This is a question that is often debated. On one side is that fact that buying an antique carousel animal is denuding what's left of our American carousel legacy (down to about 150 operating carousels from the carousel heyday of about 20,000). Some feel that this is denying our children of their heritage and blotting out the history of the American carousel.
On the other hand, those who buy antique animals may in fact be saving them from total destruction through neglect. However it doesn't help a neglected, rotting carousel animal to be hung on a wall or pole until it completely falls apart. You wouldn't do that to a Picasso painting would you? Carousel animals are worth the expense and work of restoration. Then perhaps one day you'll be tempted to share your prized work of art with the children of your town by having it mounted on a beautiful carousel or another public space where it can be enjoyed by everyone.

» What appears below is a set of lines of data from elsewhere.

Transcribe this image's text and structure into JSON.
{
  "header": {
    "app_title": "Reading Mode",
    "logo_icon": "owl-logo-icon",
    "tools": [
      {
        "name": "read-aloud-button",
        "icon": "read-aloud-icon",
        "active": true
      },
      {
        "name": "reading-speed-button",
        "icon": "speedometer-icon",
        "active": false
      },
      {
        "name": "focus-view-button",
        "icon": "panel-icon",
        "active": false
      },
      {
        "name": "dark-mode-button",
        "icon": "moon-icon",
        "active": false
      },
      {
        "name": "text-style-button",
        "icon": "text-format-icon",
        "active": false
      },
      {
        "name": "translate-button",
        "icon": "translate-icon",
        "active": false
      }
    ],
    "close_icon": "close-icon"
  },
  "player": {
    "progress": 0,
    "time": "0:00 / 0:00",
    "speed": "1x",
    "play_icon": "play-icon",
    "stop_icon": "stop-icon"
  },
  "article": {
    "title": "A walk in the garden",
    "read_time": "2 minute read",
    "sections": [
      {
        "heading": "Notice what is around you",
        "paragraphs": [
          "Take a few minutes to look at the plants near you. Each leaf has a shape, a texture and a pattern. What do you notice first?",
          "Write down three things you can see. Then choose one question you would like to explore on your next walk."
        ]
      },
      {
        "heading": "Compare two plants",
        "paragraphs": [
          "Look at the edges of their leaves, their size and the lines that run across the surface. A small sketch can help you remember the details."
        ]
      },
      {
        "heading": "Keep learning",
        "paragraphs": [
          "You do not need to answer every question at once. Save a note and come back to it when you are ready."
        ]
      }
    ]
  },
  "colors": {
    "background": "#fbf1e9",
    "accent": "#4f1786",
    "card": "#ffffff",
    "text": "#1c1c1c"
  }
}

Personally, I like the idea of finding abandoned carousel animals and restoring them, but am not as favorable to taking animals off operating carousels and selling them off. I know this happens mostly out of necessity as many towns with operating carousels have no clue about the treasure in their midst and will simply just decide to get rid of them. This is such a shame and probably the product of ignorance.
Beware of the fakes out there but if you actively seek out a good reproduction of a carousel horse, you will find there are plenty of carvers out there willing to accommodate you. Some even carve animals to your specifications so you could have a horse in the colors of your favorite football team or to match your living room. The cost of a new animal might be comparable to what you would pay for an antique animal, not including restoration costs, so it could be quite a deal!
You can also "do it yourself"! Some carvers will sell you a wooden carousel horse "top" that needs finishing and will help you finish and paint your own horse! That's a GREAT deal--what better personal touch could your carousel steed have than your own loving hands? For an even better deal, you can buy a resin-cast mold of a carousel horse and paint it yourself to look great! Here's a link for finding resin-cast molds!
Fiberglass or wood? Which carousel is better?
So your town or local shopping center is going to set up a carousel? Which one is better--a fiberglass carousel bought complete from the manufacturer or an old or newly built wooden carousel?
I love the idea of a community coming together to build their own unique carousel. Such machines exist in Missoula (MT), Salem (OR) and most recently, Decatur (IL). A community-built carousel can be the heart of a new downtown revitalization project or perhaps the centerpiece for new construction or a new park. On the other hand, if you want an older carousel but don't have the time or funds to build one, there are actually companies out there who will locate, operate and maintain a carousel on your city property in exchange for the gate receipts. That's not a bad deal either.
Is fiberglass bad? When no other carousel is around, fiberglass is GREAT! The nearest carousel to my home in Illinois was a fiberglass Barango carousel (built in South San Francisco, CA) that occupies a spot of honor in the food court at the local shopping mall. The animals are all fiberglass reproductions of Dentzel, Illions and Muller animals but the kids riding it don't know the difference. It is a blast to eat lunch there and watch the carousel go round and round, carrying dozens of kids yelling in delight. An extra treat is to see the wide eyes of children just taking their first ride, being held on the animal by a parent who was even more eager to get on the ride than the kids were!